マスターを散々躍らせて、それを見物しようという腐った考えかもしれない。
ダークホースとしてキャスターということもある。
あの魔女ならば、良からぬ事を考えて海外へ逃亡するのも有り得るかもしれない。
そう。断じて、断じて奴ではないのだ。
あの命知らずで、自分の命の価値が誰よりも低い男。
人間のふりをしたロボットが、命を惜しんで海外逃亡なんてするはずが。
「衛宮士郎とかいう男。前回優勝者の養子で、東京の高校に通う学生らしいわ」
「な ん で さ!!」
つい昔の口癖がアーチャーの口から飛び出た。
アーチャーは知らない。
衛宮士郎に別の人格が憑依しているなんてことを。
というか、そんなこと世界最高の名探偵Lでも推理出来る筈がない。
今の衛宮士郎は原作士郎と違い、自分の命が何よりも大切という、実に人間らしい男だった。
間桐臓硯は考える。
衛宮士郎、前回優勝者である衛宮切嗣の子倅。
存在自体は前々から掴んでいたが、まさか東京にいながらマスターとなるとは。
こうなると運命染みたものを感じる。
(しかしまさかハワイとはのぅ。衛宮の子倅め。この200年間に渡る闘争の歴史でも初めての事じゃ。此度の儀は儂が見てきたどの闘争よりも…………混沌とするじゃろう)
つまりカオスの権化と、そういうことだ。
「魔術師殿」
暗い闇からヌッと影が現れる。
柳洞寺の門番、イレギュラーな方法で呼び出されたアサシンを媒介にして召喚した真のアサシン。
山の翁、間桐臓硯のサーヴァントである。
「向かわれるのですか、ハワイに?」
「そうせざるをえんじゃろう。器の出来が何故か良すぎるので、此度に賭けてみたが失敗じゃったかのう。よもやこのような事態が待ち受けているとは。いやはやこればかりは、この老骨とて予想できなんだ」
暗い闇を臓硯は見つめる。
そこには目から光を失い、ぶつぶつと同じことを何度も何度も繰り返し喋っている間桐桜がいた。
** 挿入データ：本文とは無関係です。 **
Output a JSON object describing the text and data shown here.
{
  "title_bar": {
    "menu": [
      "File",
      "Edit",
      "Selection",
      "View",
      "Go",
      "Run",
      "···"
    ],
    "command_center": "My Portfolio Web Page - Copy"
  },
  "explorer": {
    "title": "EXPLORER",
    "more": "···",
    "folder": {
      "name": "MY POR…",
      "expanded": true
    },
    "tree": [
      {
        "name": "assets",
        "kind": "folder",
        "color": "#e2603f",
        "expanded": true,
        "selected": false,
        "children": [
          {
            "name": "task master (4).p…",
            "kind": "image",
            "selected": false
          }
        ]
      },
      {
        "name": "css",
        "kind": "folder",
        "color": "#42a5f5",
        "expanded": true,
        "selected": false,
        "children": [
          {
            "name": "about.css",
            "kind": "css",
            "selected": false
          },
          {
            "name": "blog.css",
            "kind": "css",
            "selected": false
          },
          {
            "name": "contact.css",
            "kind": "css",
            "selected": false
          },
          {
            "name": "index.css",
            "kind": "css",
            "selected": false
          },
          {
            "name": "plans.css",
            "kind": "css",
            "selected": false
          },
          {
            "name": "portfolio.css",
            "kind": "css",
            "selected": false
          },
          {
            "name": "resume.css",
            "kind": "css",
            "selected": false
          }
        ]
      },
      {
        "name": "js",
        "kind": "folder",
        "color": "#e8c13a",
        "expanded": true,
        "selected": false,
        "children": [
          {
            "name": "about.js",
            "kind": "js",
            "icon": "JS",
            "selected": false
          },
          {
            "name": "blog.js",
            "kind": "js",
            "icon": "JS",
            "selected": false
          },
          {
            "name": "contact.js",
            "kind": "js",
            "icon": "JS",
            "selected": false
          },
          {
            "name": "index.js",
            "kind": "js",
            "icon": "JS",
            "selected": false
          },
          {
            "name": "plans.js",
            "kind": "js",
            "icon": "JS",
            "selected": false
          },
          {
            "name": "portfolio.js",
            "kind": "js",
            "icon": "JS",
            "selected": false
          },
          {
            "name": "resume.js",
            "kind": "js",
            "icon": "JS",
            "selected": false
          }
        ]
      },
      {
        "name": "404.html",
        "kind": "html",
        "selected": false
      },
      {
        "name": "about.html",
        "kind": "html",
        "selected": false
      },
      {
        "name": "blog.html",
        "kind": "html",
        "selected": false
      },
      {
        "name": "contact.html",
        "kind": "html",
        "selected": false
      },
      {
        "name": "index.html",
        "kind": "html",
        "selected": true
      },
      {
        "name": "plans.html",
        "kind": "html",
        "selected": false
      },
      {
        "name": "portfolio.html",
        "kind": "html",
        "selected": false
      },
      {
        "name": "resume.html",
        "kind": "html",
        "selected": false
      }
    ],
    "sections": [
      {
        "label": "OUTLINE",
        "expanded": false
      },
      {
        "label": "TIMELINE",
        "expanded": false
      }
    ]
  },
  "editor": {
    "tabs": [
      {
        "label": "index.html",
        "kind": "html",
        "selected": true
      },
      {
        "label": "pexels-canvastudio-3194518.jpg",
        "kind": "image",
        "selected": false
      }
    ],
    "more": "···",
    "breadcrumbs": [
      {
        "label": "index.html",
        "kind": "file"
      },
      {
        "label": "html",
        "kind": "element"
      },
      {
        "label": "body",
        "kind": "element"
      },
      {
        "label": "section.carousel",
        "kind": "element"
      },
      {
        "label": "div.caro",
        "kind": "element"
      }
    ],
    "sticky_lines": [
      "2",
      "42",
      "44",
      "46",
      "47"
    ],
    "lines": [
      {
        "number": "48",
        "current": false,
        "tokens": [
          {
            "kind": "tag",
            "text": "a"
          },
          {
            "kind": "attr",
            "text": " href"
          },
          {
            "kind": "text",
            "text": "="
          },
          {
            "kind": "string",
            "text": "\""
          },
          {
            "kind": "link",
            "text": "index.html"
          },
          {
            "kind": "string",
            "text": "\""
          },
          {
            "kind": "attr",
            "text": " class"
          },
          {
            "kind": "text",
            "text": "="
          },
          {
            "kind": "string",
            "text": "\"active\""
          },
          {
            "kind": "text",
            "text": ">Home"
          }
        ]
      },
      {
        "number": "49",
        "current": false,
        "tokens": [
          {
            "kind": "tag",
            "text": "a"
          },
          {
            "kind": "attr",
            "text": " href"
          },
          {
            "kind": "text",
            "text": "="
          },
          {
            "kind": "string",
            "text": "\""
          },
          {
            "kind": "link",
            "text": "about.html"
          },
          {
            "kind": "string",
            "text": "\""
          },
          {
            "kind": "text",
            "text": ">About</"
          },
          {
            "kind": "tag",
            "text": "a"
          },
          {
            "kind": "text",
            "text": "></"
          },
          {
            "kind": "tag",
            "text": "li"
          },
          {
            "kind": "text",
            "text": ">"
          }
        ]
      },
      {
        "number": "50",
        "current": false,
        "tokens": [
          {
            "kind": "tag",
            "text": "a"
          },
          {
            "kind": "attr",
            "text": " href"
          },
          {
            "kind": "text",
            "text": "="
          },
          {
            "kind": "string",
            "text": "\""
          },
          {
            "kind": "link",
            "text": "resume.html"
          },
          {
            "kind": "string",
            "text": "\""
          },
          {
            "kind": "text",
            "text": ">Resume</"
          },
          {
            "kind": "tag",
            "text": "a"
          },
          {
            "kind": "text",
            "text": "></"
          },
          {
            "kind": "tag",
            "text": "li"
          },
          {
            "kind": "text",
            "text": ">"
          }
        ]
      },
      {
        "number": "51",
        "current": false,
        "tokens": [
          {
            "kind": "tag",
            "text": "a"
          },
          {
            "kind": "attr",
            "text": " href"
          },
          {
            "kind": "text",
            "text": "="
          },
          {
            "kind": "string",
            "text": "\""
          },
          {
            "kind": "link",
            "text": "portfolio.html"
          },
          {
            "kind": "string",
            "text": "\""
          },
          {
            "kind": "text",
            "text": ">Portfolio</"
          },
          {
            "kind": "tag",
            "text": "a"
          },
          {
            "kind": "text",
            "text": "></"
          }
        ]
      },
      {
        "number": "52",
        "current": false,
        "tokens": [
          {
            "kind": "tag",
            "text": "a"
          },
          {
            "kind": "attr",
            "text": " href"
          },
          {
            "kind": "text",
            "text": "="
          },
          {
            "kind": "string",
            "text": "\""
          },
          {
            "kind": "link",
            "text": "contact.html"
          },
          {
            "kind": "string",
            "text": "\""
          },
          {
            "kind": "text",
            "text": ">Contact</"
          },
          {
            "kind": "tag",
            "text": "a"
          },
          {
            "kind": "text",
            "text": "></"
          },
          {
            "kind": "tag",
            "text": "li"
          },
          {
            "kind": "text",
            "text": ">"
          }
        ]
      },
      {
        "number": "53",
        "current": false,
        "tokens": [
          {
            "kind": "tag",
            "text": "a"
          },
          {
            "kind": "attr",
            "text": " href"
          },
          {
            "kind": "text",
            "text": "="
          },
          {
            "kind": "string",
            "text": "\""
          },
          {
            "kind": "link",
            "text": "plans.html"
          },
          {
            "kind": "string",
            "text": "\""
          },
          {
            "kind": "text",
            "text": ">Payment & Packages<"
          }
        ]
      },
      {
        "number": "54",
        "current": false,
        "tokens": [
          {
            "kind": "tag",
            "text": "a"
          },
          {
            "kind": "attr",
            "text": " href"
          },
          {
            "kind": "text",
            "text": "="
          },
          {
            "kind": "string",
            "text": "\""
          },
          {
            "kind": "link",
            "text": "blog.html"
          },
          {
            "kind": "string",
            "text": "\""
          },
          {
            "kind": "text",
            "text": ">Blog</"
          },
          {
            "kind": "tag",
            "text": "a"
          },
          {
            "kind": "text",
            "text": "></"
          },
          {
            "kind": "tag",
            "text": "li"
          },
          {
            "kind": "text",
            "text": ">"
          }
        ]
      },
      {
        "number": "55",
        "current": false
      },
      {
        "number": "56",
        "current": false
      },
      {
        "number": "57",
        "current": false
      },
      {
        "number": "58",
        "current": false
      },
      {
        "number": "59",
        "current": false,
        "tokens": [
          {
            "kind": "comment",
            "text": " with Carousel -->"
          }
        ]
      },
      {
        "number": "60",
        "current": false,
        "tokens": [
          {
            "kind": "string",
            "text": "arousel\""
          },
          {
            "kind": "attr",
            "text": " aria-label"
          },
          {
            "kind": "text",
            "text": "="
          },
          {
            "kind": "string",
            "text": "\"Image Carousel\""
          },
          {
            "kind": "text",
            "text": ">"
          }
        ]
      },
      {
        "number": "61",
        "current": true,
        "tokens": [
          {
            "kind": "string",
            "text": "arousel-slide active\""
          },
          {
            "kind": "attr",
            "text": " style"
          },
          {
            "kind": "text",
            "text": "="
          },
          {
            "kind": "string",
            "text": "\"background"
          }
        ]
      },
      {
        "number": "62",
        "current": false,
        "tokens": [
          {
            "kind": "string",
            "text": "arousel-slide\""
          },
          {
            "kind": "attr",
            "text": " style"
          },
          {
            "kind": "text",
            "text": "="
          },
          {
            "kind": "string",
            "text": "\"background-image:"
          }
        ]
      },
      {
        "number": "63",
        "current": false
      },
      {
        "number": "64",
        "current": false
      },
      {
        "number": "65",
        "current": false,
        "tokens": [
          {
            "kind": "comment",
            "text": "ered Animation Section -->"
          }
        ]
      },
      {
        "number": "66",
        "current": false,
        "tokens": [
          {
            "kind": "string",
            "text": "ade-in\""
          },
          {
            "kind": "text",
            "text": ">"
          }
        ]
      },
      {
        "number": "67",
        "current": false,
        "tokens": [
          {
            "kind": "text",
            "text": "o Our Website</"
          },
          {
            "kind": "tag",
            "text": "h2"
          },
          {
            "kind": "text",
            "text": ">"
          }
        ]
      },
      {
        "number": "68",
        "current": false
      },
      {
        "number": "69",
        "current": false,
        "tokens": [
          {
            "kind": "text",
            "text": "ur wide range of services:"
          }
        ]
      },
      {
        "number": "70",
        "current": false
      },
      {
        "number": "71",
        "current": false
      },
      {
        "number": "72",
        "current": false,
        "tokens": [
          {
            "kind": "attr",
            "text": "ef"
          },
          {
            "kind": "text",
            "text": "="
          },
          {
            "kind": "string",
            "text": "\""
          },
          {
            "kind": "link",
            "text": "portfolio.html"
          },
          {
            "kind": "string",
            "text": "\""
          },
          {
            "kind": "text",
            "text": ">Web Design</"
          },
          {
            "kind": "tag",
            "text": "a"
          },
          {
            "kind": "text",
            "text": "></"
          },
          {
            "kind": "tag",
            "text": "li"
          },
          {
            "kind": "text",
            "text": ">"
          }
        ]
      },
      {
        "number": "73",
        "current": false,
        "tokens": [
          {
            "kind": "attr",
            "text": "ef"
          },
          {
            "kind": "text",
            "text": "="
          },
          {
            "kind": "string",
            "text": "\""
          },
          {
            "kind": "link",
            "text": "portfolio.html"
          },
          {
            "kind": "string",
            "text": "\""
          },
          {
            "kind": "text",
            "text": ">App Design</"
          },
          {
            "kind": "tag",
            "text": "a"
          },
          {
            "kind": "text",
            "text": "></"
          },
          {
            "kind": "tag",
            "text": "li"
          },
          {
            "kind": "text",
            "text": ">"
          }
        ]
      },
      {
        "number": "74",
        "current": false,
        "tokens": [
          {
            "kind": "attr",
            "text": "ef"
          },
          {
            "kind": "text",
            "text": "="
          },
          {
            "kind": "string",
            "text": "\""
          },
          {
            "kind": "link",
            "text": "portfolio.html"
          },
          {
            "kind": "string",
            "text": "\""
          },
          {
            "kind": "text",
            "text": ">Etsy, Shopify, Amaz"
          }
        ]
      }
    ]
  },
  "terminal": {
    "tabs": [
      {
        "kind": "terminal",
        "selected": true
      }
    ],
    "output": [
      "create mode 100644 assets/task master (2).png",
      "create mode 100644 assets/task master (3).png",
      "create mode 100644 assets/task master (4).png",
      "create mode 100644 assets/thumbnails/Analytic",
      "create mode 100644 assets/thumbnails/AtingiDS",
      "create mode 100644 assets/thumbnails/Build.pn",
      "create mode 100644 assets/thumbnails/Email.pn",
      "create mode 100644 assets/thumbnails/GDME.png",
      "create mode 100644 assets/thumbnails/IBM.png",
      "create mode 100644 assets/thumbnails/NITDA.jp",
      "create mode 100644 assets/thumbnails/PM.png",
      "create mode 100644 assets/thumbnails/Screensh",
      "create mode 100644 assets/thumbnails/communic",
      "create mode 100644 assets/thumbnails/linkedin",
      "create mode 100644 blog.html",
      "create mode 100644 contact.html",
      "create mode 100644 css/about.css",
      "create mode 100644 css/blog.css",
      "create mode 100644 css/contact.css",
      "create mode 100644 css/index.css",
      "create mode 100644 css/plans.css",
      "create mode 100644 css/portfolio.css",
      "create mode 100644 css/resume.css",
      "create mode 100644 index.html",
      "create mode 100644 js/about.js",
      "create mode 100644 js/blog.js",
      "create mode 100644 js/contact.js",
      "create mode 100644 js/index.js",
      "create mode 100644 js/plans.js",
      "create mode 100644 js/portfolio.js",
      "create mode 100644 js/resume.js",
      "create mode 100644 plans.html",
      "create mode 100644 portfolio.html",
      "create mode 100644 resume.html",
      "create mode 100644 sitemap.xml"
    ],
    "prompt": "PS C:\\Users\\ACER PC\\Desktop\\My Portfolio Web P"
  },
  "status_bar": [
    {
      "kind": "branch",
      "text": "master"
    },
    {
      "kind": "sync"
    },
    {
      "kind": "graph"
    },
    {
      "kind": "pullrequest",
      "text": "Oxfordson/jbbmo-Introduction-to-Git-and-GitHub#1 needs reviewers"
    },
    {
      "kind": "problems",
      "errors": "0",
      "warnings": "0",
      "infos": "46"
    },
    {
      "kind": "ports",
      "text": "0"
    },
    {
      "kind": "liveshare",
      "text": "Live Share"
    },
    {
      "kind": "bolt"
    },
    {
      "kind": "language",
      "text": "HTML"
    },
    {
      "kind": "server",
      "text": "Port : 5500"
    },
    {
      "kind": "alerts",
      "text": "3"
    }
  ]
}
「先輩先輩先輩先輩先輩先輩先輩先輩先輩先輩先輩先輩先輩先輩先輩先輩先輩先輩先輩先輩先輩先輩先輩先輩先輩先輩先輩先輩先輩先輩先輩先輩先輩先輩先輩先輩先輩先輩先輩先輩先輩先輩先輩先輩先輩先輩先輩先輩先輩先輩先輩先輩先輩先輩先輩先輩先輩先輩先輩先輩先輩先輩先輩先輩先輩先輩先輩先輩先輩先輩先輩先輩先輩先輩先輩先輩先輩先輩先輩先輩先輩先輩先輩先輩先輩先輩先輩先輩先輩先輩先輩先輩先輩先輩先輩先輩先輩先輩先輩先輩先輩先輩先輩先輩先輩先輩先輩先輩先輩先輩先輩先輩先輩先輩先輩先輩先輩先輩先輩先輩先輩先輩先輩先輩先輩先輩先輩先輩先輩先輩先輩先輩先輩先輩先輩先輩先輩先輩先輩先輩先輩先輩先輩先輩先輩先輩先輩先輩先輩先輩」
思い出すのは中学時代のこと。
桜には気になる先輩がいた。
そう御存知、東京の高校に進学する前の衛宮士郎である。
知っての通り、士郎に憑依した○○という人格は生存欲求が人一倍強い反面、どこかパニックに弱く抜けた面がある。
間桐桜はその士郎と、実はかなり前から出会っていた。
ある日の帰宅途中、財布を拾う時、鞄が開きっぱなしだったせいで中身を地面にばら撒いてしまい、それを拾うのを手伝ってくれた人物こそが―――――そう、想像通り憑依士郎だった。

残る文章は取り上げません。